Tipsheet

WaPo: Susan Rice's Comments On Syrian Chemical Weapons Was A Total Lie

President Trump launched a massive missile strike last week in response to the chemical weapons attack on the town of Khan Shaykhun in the Idlib Province of Syria. At least 80 people were killed, including women and children. Wait—didn’t we get “100 percent” of the chemical stockpile out of Syria. Didn’t they turn that over? That’s what the Obama administration told us in 2014. Oh, I forgot—there was a Sarin gas attack in Ghouta, Syria that killed hundreds, possibly over 1,000 in August of 2013. Instead of enforcing a red line, which would mean military action, the Obama White House, working with the Russians, struck a deal to remove Syrian President Bashar al-Assad, a total dictator by the way, of his chemical weapons stockpile. It was a great success, they said. Trust the dictator, they said.

Yet, now, former members of the administration are saying that while the deal was sold as a success to the public, they always knew that Assad retained some chemical weapons capacity. So, they lied to us. And who better to defend that deception than former National Security Adviser Susan Rice. The woman behind the other total lie that the Benghazi terror attack was not a well-planned assault executed by an al-Qaeda-affiliated group, (which it was) but a spontaneous protest of an offensive YouTube video.

Even The Washington Post rated Rice’s remarks about Syria in January on the chemical weapons agreement as a whopper. Here’s what she said [emphasis mine]

“We were able to find a solution that didn’t necessitate the use of force that actually removed the chemical weapons that were known from Syria, in a way that the use of force would never have accomplished. Our aim in contemplating the use of force following the use of chemical weapons in August of 2013 was not to intervene in the civil war, not to become involved in the combat between Assad and the opposition, but to deal with the threat of chemical weapons by virtue of the diplomacy that we did with Russia and with the Security Council. We were able to get the Syrian government to voluntarily and verifiably give up its chemical weapons stockpile.”
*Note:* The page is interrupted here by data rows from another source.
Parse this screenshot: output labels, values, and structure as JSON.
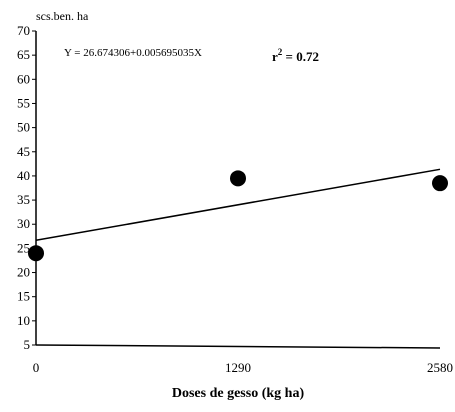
{
  "chart_data": {
    "type": "scatter",
    "title": "",
    "xlabel": "Doses de gesso (kg ha)",
    "ylabel": "scs.ben. ha",
    "x_categories": [
      "0",
      "1290",
      "2580"
    ],
    "x_values": [
      0,
      1290,
      2580
    ],
    "xlim": [
      0,
      2580
    ],
    "ylim": [
      5,
      70
    ],
    "y_ticks": [
      5,
      10,
      15,
      20,
      25,
      30,
      35,
      40,
      45,
      50,
      55,
      60,
      65,
      70
    ],
    "grid": false,
    "series": [
      {
        "points": [
          {
            "x": 0,
            "y": 24
          },
          {
            "x": 1290,
            "y": 39.5
          },
          {
            "x": 2580,
            "y": 38.5
          }
        ]
      }
    ],
    "trendline": {
      "intercept": 26.674306,
      "slope": 0.005695035
    },
    "annotations": {
      "equation": "Y = 26.674306+0.005695035X",
      "r2_prefix": "r",
      "r2_sup": "2",
      "r2_value": " = 0.72"
    }
  }
}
— Susan E. Rice, then-national security adviser, in an interview with NPR’s “Morning Edition,” Jan. 16, 2017

The Post’s fact checkers said that this oversold what actually happened, and that for Rice to fail to recognize then-Secretary of State John Kerry’s exit memo—released 11 days prior to this interview—noting that chemical weapons are still in Syria made these remarks a total lie.
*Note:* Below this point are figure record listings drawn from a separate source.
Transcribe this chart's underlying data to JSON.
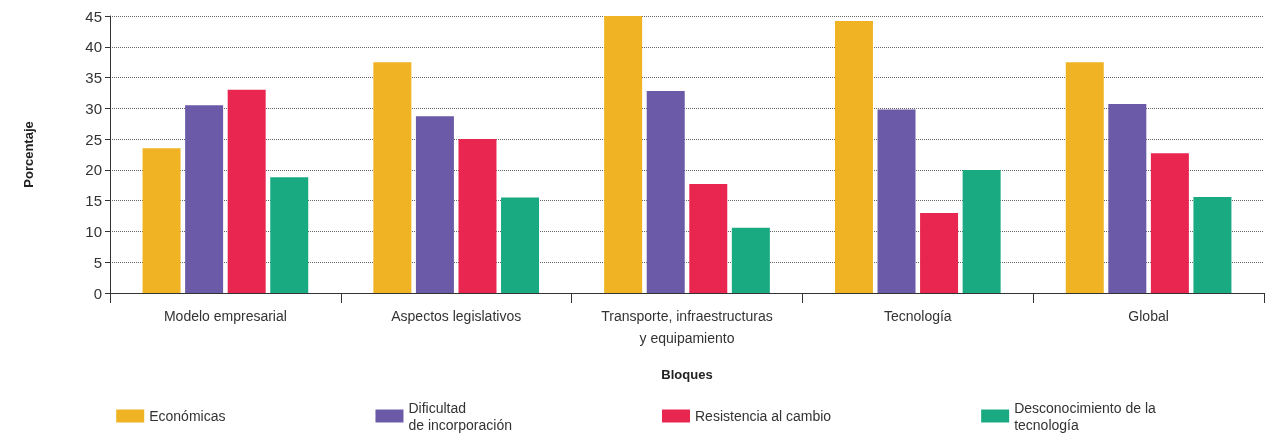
{
  "chart_data": {
    "type": "bar",
    "xlabel": "Bloques",
    "ylabel": "Porcentaje",
    "categories": [
      "Modelo empresarial",
      "Aspectos legislativos",
      "Transporte, infraestructuras\ny equipamiento",
      "Tecnología",
      "Global"
    ],
    "series": [
      {
        "name": "Económicas",
        "color": "#f0b323",
        "values": [
          23.5,
          37.5,
          45,
          44.2,
          37.5
        ]
      },
      {
        "name": "Dificultad\nde incorporación",
        "color": "#6a5aa8",
        "values": [
          30.5,
          28.7,
          32.8,
          29.8,
          30.7
        ]
      },
      {
        "name": "Resistencia al cambio",
        "color": "#e8264f",
        "values": [
          33,
          25,
          17.7,
          13,
          22.7
        ]
      },
      {
        "name": "Desconocimiento de la\ntecnología",
        "color": "#1aaa82",
        "values": [
          18.8,
          15.5,
          10.6,
          20,
          15.6
        ]
      }
    ],
    "ylim": [
      0,
      45
    ],
    "yticks": [
      0,
      5,
      10,
      15,
      20,
      25,
      30,
      35,
      40,
      45
    ],
    "grid": "y",
    "legend": "bottom"
  }
}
The removal of vast quantities of chemical weapons from Syria’s soil was indeed an achievement. When Obama contemplated attacking Syria, a major problem with his plan was that most of the chemical weapons would not have been destroyed.

But the Obama administration had a tendency to oversell what was accomplished, perhaps because Obama received so much criticism for not following through on an attack if Syria crossed what Obama had called “a red line.” We have a reasonable-person test here at The Fact Checker, and it’s doubtful many NPR listeners realized that “known” was code for the fact that Rice only was referring to chemical weapons stocks declared by Syria — or that chlorine weapons were not covered by the agreement.
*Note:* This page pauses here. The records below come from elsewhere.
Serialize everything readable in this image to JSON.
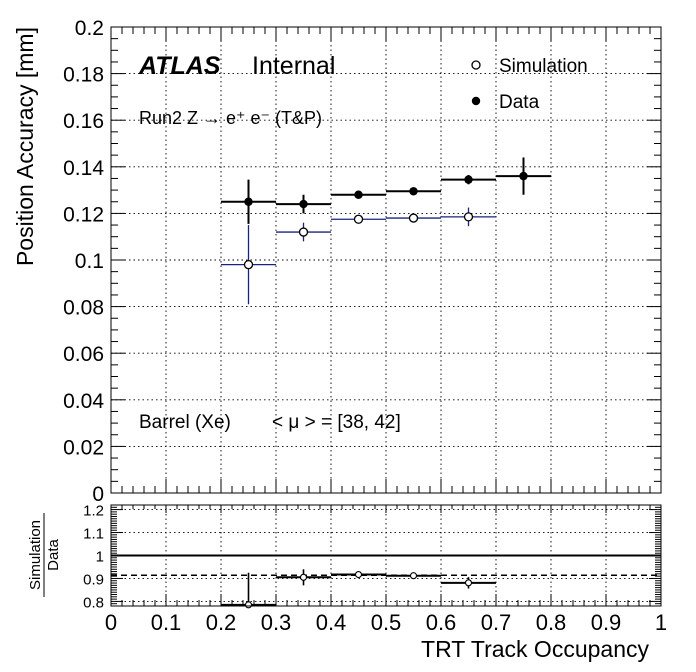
{
  "chart_data": [
    {
      "type": "scatter",
      "panel": "main",
      "xlabel": "",
      "ylabel": "Position Accuracy [mm]",
      "xlim": [
        0,
        1
      ],
      "ylim": [
        0,
        0.2
      ],
      "grid": true,
      "legend_position": "top-right",
      "y_ticks": [
        "0",
        "0.02",
        "0.04",
        "0.06",
        "0.08",
        "0.1",
        "0.12",
        "0.14",
        "0.16",
        "0.18",
        "0.2"
      ],
      "annotations": {
        "atlas": "ATLAS",
        "internal": "Internal",
        "run": "Run2 Z → e⁺ e⁻ (T&P)",
        "region": "Barrel (Xe)",
        "mu": "< μ > = [38, 42]"
      },
      "series": [
        {
          "name": "Simulation",
          "marker": "open-circle",
          "color": "#1a237e",
          "x": [
            0.25,
            0.35,
            0.45,
            0.55,
            0.65
          ],
          "xerr": 0.05,
          "y": [
            0.098,
            0.112,
            0.1175,
            0.118,
            0.1185
          ],
          "yerr": [
            0.017,
            0.004,
            0.0015,
            0.0015,
            0.004
          ]
        },
        {
          "name": "Data",
          "marker": "filled-circle",
          "color": "#000000",
          "x": [
            0.25,
            0.35,
            0.45,
            0.55,
            0.65,
            0.75
          ],
          "xerr": 0.05,
          "y": [
            0.125,
            0.124,
            0.128,
            0.1295,
            0.1345,
            0.136
          ],
          "yerr": [
            0.0095,
            0.004,
            0.0015,
            0.0015,
            0.002,
            0.008
          ]
        }
      ]
    },
    {
      "type": "scatter",
      "panel": "ratio",
      "xlabel": "TRT Track Occupancy",
      "ylabel_top": "Simulation",
      "ylabel_bottom": "Data",
      "xlim": [
        0,
        1
      ],
      "ylim": [
        0.78,
        1.22
      ],
      "grid": true,
      "reference_line": 1.0,
      "fit_line": 0.914,
      "x_ticks": [
        "0",
        "0.1",
        "0.2",
        "0.3",
        "0.4",
        "0.5",
        "0.6",
        "0.7",
        "0.8",
        "0.9",
        "1"
      ],
      "y_ticks": [
        "0.8",
        "0.9",
        "1",
        "1.1",
        "1.2"
      ],
      "series": [
        {
          "name": "Simulation / Data",
          "marker": "open-circle",
          "color": "#000000",
          "x": [
            0.25,
            0.35,
            0.45,
            0.55,
            0.65
          ],
          "xerr": 0.05,
          "y": [
            0.785,
            0.905,
            0.917,
            0.912,
            0.881
          ],
          "yerr": [
            0.14,
            0.035,
            0.008,
            0.006,
            0.025
          ]
        }
      ]
    }
  ]
}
The reality is that there were continued chemical-weapons attacks by Syria — and that U.S. and international officials had good evidence that Syria had not been completely forthcoming in its declaration and possibly retained sarin and VX nerve agent. Yet Rice said: “We were able to get the Syrian government to voluntarily and verifiably give up its chemical weapons stockpile.” She did not explain that Syria’s declaration was believed to be incomplete and thus was not fully verified — and that the Syrian government still attacked citizens with chemical weapons not covered by the 2013 agreement.

Rice has found herself at the center of controversy again, with her being named as the intelligence official who asked for names of at least one Trump transition officials to be unmasked. Syria, Benghazi, and now this—no wonder why Sen. Tom Cotton (R-AR) called her the “Typhoid Mary of the Obama administration.” When something goes disastrously wrong—she’s somehow involved.